Son todos dones a un tiempo para el individuo y para la sociedad. Sólo la persona liberada de la debilidad congénita de la soberbia egoísta por la unión con la fuerza infinita del amor de Dios puede contribuir a la victoria social de la paz sobre la discordia. Sólo una sociedad abierta a la ciudadanía celeste de sus miembros puede constituir un lugar habitable para ellos. Aquella persona y esta sociedad escuchan y acogen, en libertad, el saludo del Resucitado: ¡Paz!

Evangelio / Juan 20, 19-31

Al anochecer de aquel día, el día primero de la semana, estaban los discípulos en una casa con las puertas cerradas, por miedo a los judíos. Y en esto entró Jesús, se puso en medio y les dijo:

«Paz a vosotros». Y diciendo esto, les enseñó las manos y el costado. Y los discípulos se llenaron de alegría al ver al Señor. Jesús repitió: «Paz a vosotros. Como el Padre me ha enviado, así también os envío yo».

Y dicho esto, exhaló su aliento sobre ellos y les dijo: «Recibid el Espíritu Santo; a quienes les perdonéis los pecados, les quedan perdonados; a quienes se los retengáis, les quedan retenidos».
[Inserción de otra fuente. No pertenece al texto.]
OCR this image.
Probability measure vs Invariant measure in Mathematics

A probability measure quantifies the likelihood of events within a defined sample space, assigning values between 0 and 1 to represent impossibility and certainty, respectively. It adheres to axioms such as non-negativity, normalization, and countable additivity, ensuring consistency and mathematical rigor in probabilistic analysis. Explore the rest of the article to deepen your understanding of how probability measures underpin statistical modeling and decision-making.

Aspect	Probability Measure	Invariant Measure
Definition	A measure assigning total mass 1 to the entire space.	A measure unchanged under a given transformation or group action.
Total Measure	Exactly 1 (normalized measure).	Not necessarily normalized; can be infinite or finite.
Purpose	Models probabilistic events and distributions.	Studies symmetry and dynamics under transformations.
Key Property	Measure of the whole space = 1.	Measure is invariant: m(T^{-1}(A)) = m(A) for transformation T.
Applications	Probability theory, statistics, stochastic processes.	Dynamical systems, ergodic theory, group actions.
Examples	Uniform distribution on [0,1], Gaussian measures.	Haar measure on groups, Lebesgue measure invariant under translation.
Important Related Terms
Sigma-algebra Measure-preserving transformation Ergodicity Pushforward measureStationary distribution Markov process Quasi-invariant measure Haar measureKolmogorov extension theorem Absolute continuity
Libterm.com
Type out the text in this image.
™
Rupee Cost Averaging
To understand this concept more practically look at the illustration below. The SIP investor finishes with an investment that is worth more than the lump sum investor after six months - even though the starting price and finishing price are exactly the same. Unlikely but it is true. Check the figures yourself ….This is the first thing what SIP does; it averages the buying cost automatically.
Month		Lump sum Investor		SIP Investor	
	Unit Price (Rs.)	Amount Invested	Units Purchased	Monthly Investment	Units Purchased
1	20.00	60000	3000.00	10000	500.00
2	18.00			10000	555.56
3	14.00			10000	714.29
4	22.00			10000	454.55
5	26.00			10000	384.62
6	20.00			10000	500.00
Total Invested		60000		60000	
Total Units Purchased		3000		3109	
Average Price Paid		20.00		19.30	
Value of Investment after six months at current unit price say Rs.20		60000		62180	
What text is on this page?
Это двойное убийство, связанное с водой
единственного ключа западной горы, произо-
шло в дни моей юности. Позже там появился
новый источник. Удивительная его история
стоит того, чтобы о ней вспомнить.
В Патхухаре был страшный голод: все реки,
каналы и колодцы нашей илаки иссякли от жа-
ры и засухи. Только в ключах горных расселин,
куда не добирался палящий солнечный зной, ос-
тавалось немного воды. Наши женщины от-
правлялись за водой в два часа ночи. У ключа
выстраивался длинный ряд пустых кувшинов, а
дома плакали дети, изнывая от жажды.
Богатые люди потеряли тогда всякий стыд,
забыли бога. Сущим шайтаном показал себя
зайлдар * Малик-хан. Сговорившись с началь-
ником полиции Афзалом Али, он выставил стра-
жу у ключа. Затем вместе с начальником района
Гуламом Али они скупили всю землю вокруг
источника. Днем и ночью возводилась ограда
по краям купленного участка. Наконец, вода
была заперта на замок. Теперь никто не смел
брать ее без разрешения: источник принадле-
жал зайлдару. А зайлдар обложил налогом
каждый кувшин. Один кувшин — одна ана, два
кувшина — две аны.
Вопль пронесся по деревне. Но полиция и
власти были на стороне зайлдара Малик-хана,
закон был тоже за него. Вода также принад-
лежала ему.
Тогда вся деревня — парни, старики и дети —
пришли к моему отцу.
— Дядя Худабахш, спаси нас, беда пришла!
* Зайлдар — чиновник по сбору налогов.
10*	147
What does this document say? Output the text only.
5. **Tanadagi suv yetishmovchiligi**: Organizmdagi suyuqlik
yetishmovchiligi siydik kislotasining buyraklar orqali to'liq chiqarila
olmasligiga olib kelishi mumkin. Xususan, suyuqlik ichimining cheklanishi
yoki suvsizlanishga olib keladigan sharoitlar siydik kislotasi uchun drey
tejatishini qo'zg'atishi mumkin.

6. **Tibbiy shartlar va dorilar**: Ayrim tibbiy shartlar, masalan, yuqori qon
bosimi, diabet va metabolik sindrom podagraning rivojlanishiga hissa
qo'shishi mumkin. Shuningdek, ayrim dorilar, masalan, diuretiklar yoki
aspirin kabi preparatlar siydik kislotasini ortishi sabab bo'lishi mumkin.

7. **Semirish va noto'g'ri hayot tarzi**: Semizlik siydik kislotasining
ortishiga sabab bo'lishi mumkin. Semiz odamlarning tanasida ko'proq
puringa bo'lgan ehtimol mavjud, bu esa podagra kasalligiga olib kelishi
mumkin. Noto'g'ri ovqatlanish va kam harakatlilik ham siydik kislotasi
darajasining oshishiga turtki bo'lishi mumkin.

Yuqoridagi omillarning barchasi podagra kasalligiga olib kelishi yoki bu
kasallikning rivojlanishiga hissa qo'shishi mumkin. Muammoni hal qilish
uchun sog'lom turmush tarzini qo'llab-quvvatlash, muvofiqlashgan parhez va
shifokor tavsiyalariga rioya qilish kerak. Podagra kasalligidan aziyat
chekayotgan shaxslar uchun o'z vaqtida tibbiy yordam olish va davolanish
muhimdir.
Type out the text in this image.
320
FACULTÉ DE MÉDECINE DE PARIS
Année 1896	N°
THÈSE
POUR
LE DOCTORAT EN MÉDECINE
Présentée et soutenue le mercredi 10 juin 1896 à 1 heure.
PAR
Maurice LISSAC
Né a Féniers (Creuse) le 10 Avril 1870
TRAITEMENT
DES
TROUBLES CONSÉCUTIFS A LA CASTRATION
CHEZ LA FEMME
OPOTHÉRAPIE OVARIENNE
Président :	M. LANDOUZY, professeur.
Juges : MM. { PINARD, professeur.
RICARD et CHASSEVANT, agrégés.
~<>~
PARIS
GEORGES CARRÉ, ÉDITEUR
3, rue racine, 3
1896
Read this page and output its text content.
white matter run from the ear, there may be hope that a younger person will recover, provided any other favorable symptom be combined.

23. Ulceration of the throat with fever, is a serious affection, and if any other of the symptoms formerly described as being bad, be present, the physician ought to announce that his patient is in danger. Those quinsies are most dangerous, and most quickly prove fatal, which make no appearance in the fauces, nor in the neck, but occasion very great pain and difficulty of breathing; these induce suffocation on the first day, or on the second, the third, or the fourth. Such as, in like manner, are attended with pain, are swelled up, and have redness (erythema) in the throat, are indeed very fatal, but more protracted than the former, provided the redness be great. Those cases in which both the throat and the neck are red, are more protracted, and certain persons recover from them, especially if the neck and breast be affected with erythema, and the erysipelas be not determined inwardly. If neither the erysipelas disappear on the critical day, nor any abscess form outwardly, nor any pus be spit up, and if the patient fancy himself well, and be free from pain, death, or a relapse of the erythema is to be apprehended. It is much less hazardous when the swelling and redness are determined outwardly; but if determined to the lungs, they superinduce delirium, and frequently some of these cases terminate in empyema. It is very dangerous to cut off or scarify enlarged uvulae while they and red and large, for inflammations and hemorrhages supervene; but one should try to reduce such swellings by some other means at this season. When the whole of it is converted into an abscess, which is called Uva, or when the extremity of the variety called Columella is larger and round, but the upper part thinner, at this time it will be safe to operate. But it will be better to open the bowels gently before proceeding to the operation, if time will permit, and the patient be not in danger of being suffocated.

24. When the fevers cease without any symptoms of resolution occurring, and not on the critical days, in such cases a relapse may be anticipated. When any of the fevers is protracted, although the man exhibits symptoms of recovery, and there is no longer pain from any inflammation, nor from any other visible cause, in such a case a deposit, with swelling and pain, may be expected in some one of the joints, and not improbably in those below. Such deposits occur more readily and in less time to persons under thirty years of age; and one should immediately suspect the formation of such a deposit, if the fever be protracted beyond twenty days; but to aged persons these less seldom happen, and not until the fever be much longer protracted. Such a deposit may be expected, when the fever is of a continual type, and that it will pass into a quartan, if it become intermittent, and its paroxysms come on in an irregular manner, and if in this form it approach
Tomás, uno de los Doce, llamado el Mellizo, no estaba con ellos cuando vino Jesús. Y los otros discípulos le decían: «Hemos visto al Señor». Pero él les contestó: «Si no veo en sus manos la señal de los clavos, si no meto el dedo en el agujero de los clavos y no meto la mano en su costado, no lo creo».

A los ocho días, estaban otra vez dentro los discípulos y Tomás con ellos. Llegó Jesús, estando cerradas las puertas, se puso en medio y dijo:

«Paz a vosotros». Luego dijo a Tomás: «Trae tu dedo, aquí tienes mis manos; trae tu mano y métela en mi costado; y no seas incrédulo, sino creyente». Contestó Tomás: «¡Señor mío y Dios mío!»

Jesús le dijo: «¿Porque me has visto has creído? Dichosos los que crean sin haber visto».

Muchos otros signos, que no están escritos en este libro, hizo Jesús a la vista de los discípulos. Éstos se han escrito para que creáis que Jesús es el Mesías, el Hijo de Dios, y para que, creyendo, tengáis vida en su nombre.